I felt faint. Too much time in the sun, too little water. A hit to the head, a concussion. A fall from an airplane. The floor swirled around beneath my feet.
I dug into one of the drawers for a razor. My fingers shook as I snatched it up, and I tried to breathe deeply and calmly but couldn’t. I was gasping. Choking. I put the razor against one of the tattoos on my forearm and sliced.
Blood slipped out instantly, hot red. Instead of dripping onto the porcelain, it wove itself darker and wound around my wrist again and again in tinier strings. Soaked back into the tattoos.
The razor clattered to the floor.
What could I do? I thought of Ben first, but he’d probably try to shoot me. And Dad and Mom … What would I say? I’m not a monster, I just have evil tattoos? What if they tried to take me to a hospital, where they’d only try surgery or some crazy chemo—it would cost thousands of bucks we didn’t have, and I’d be ruined for soccer and miss all my finals and probably be screwed for life because this psycho disease would always be on my record.
And doctors and expensive tests couldn’t help me anyway. I had to go to Mab, right now. Crazy pain doubled me over, and I pushed my fists into my gut, crouched low to the bathroom tiles. This would kill Mom. Me disappearing, with no word—what would she do? Or think?
I couldn’t breathe.
“Will?”
It was Ben. Voice muffled through the wood of the door.
“No,” I said, leaning into it so that he couldn’t open it. He couldn’t come in.
“Will. Are you sick?”
I managed to climb up the wall and grab a robe from the hook next to the shower. I got it around me just as Ben pushed in. But I couldn’t stop hunching over. Couldn’t raise my eyes, because then he’d see the blood in them.
Ben grabbed my shoulders. “Jesus, Will, what’s wrong?”
“Just … puked,” I said. Head down. Pain rocketed out from my chest again. I shuddered. Eyes tightly shut.
Putting his arm around me, Ben helped me out into the hall. The light was off, so I looked at him. “Ben, don’t wake Mom and Dad. I just need …”
“You need to get to the hospital,” he hissed. “What’s wrong with you?” His frown pulled his whole face down. “Drugs? A reaction to those antibiotics?”
Nausea twisted up my throat. My knees shook. I had to lean on Ben.
“Sit down, I’m getting Mom.”
“No.” I gripped his wrist tight. I tugged him onto his knees with me. We faced each other in the dim, narrow hallway. The only light came out of his open bedro
om, a yellow line pointing at me. I said, “I know what I need, and it isn’t doctors. I need to get to Mab.”
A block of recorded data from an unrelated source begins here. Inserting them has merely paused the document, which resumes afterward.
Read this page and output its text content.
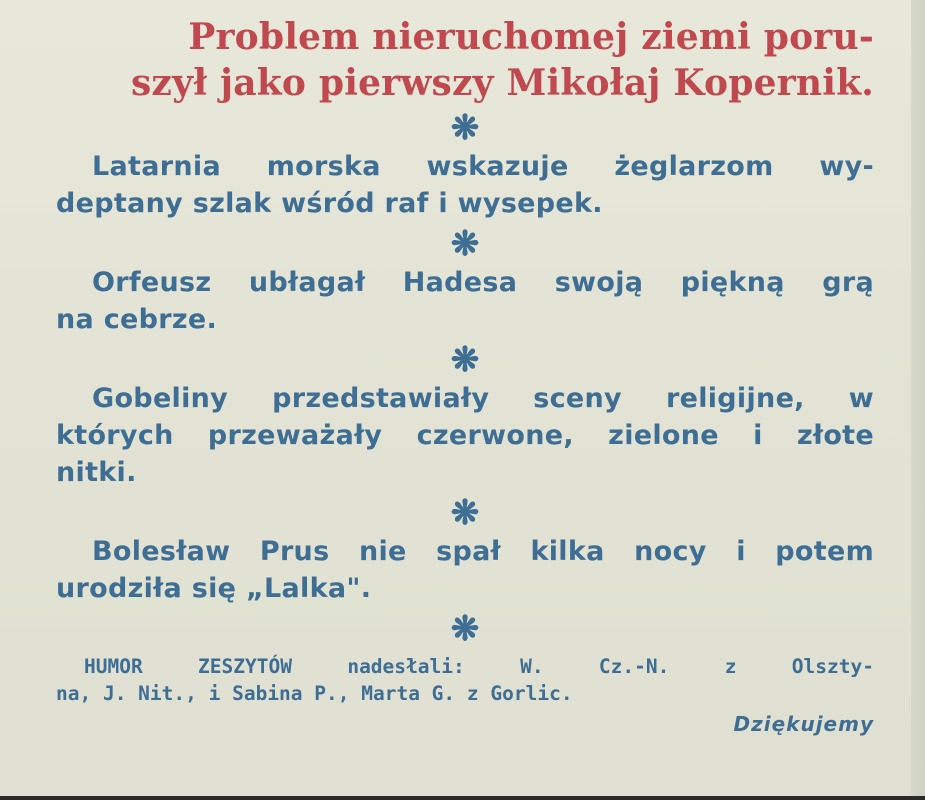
Problem nieruchomej ziemi poru-
szył jako pierwszy Mikołaj Kopernik.
❋

Latarnia morska wskazuje żeglarzom wy-
deptany szlak wśród raf i wysepek.

❋

Orfeusz ubłagał Hadesa swoją piękną grą
na cebrze.

❋

Gobeliny przedstawiały sceny religijne, w
których przeważały czerwone, zielone i złote
nitki.

❋

Bolesław Prus nie spał kilka nocy i potem
urodziła się „Lalka".

❋

HUMOR ZESZYTÓW nadesłali: W. Cz.-N. z Olszty-
na, J. Nit., i Sabina P., Marta G. z Gorlic.

Dziękujemy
“She did this to you?” He angled his head, staring at my eyes. “I thought you were fine; you said—”
“You can’t do anything. Only she can.”
“What did she do to you?” Ben’s voice rose.
“Quiet,” I begged. “Please don’t wake them. Just let me go. It’s not that bad.”
“Are you insane?” His fingers bit into my forearms. I felt my hard heartbeat where he touched me. Pounding in my head. I really was gonna puke now.
“Ben, please.”
“What’s wrong with your eyes?”
I shut them. I took a long, deep breath. “Ben. It’s the magic. You have to trust me. You said you would.”
Silence. His hands didn’t loosen at all. I held on to him, too, as my head swam and I fought swaying there in the hallway. “Trust you,” he said, voice low.
“Yes. Let me go.”
“That is never going to happen, you stupid ass. Get up.” He struggled to his feet, dragging me with him.
“Ben, I won’t—”
He jerked me up and said straight into my face, “I’m driving.”
FIFTY
Gabriel explained as he painted how in three hundred years he’d had five bodies, possessing them completely, stealing them, according to his own fancy, or sometimes, yours.
I cried, fearing you’d known all along, that you’d let me think you loved me when it was only this shell you wanted, this body of mine, but with Gabriel in it.
The tears burned down my temples, and the ground shivered under me. All I knew was that I had to get away. I wouldn’t die like this, becoming a marionette for Gabriel to play with. But I’d only get one chance to escape, I knew. Gabriel was old and strong. If I didn’t surprise him, I was doomed.
I focused on moving one hand in tiny increments, nearer and nearer to his bowl of ink as he painted around my ankle, tickling with his brush against the sole of my foot. I breathed slowly, gathering my little strength, and curled my fingers around the bowl. “Gabriel,” I whispered, and the moment he turned I flung the ink into his face.